Python requirements installable by pip.

This target is useful when you want to declare Python requirements inline in a BUILD file. If you have a requirements.txt file already, you can instead use the macro python_requirements() to convert each requirement into a python_requirement_library() target automatically.

See https://www.pantsbuild.org/v2.4/docs/python-third-party-dependencies.

Backend: ``


requirements

Iterable[str]
required

A sequence of pip-style requirement strings, e.g. ['foo==1.8', 'bar<=3 ; python_version<'3'].

dependencies

Iterable[str] | None
default: None

Addresses to other targets that this target depends on, e.g. ['helloworld/subdir:lib'].

Alternatively, you may include file names. Pants will find which target owns that file, and create a new target from that which only includes the file in its sources field.

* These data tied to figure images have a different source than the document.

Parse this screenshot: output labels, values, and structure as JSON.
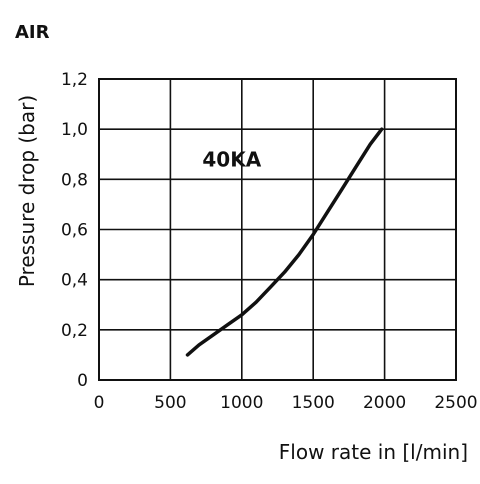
{
  "chart_data": {
    "type": "line",
    "title": "AIR",
    "xlabel": "Flow rate in [l/min]",
    "ylabel": "Pressure drop (bar)",
    "xlim": [
      0,
      2500
    ],
    "ylim": [
      0,
      1.2
    ],
    "xticks": [
      0,
      500,
      1000,
      1500,
      2000,
      2500
    ],
    "xtick_labels": [
      "0",
      "500",
      "1000",
      "1500",
      "2000",
      "2500"
    ],
    "yticks": [
      0,
      0.2,
      0.4,
      0.6,
      0.8,
      1.0,
      1.2
    ],
    "ytick_labels": [
      "0",
      "0,2",
      "0,4",
      "0,6",
      "0,8",
      "1,0",
      "1,2"
    ],
    "grid": true,
    "series": [
      {
        "name": "40KA",
        "color": "#111111",
        "x": [
          620,
          700,
          800,
          900,
          1000,
          1100,
          1200,
          1300,
          1400,
          1500,
          1600,
          1700,
          1800,
          1900,
          1980
        ],
        "y": [
          0.1,
          0.14,
          0.18,
          0.22,
          0.26,
          0.31,
          0.37,
          0.43,
          0.5,
          0.58,
          0.67,
          0.76,
          0.85,
          0.94,
          1.0
        ]
      }
    ],
    "annotations": [
      {
        "text": "40KA",
        "x": 930,
        "y": 0.88
      }
    ]
  }
}
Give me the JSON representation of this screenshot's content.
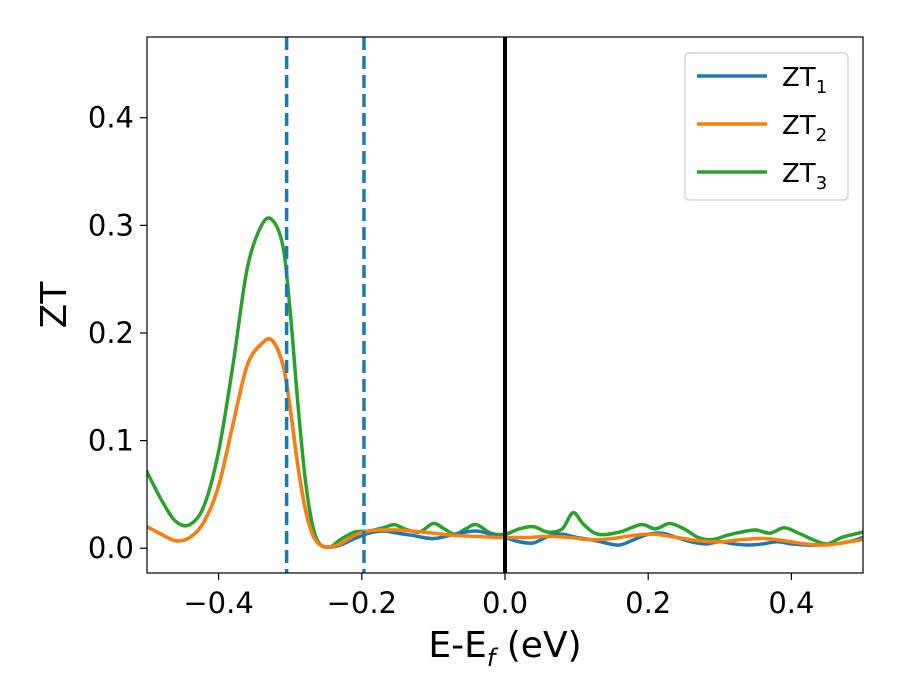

For files relative to the current BUILD file, prefix with ./; otherwise, put the full path, e.g. ['./sibling.txt', 'resources/demo.json'].

You may exclude dependencies by prefixing with !, e.g. ['!helloworld/subdir:lib', '!./sibling.txt']. Ignores are intended for false positives with dependency inference; otherwise, simply leave off the dependency from the BUILD file.

description

str | None
default: None

A human-readable description of the target.

Use ./pants list --documented :: to see all targets with descriptions.

module_mapping

Dict[str, Iterable[str]] | None
default: None

A mapping of requirement names to a list of the modules they provide.

For example, {"ansicolors": ["colors"]}. Any unspecified requirements will use the requirement name as the default module, e.g. "Django" will default to ["django"].

This is used for Pants to be able to infer dependencies in BUILD files.

tags

Iterable[str] | None
default: None

Arbitrary strings to describe a target.

For example, you may tag some test targets with 'integration_test' so that you could run ./pants --tag='integration_test' test :: to only run on targets with that tag.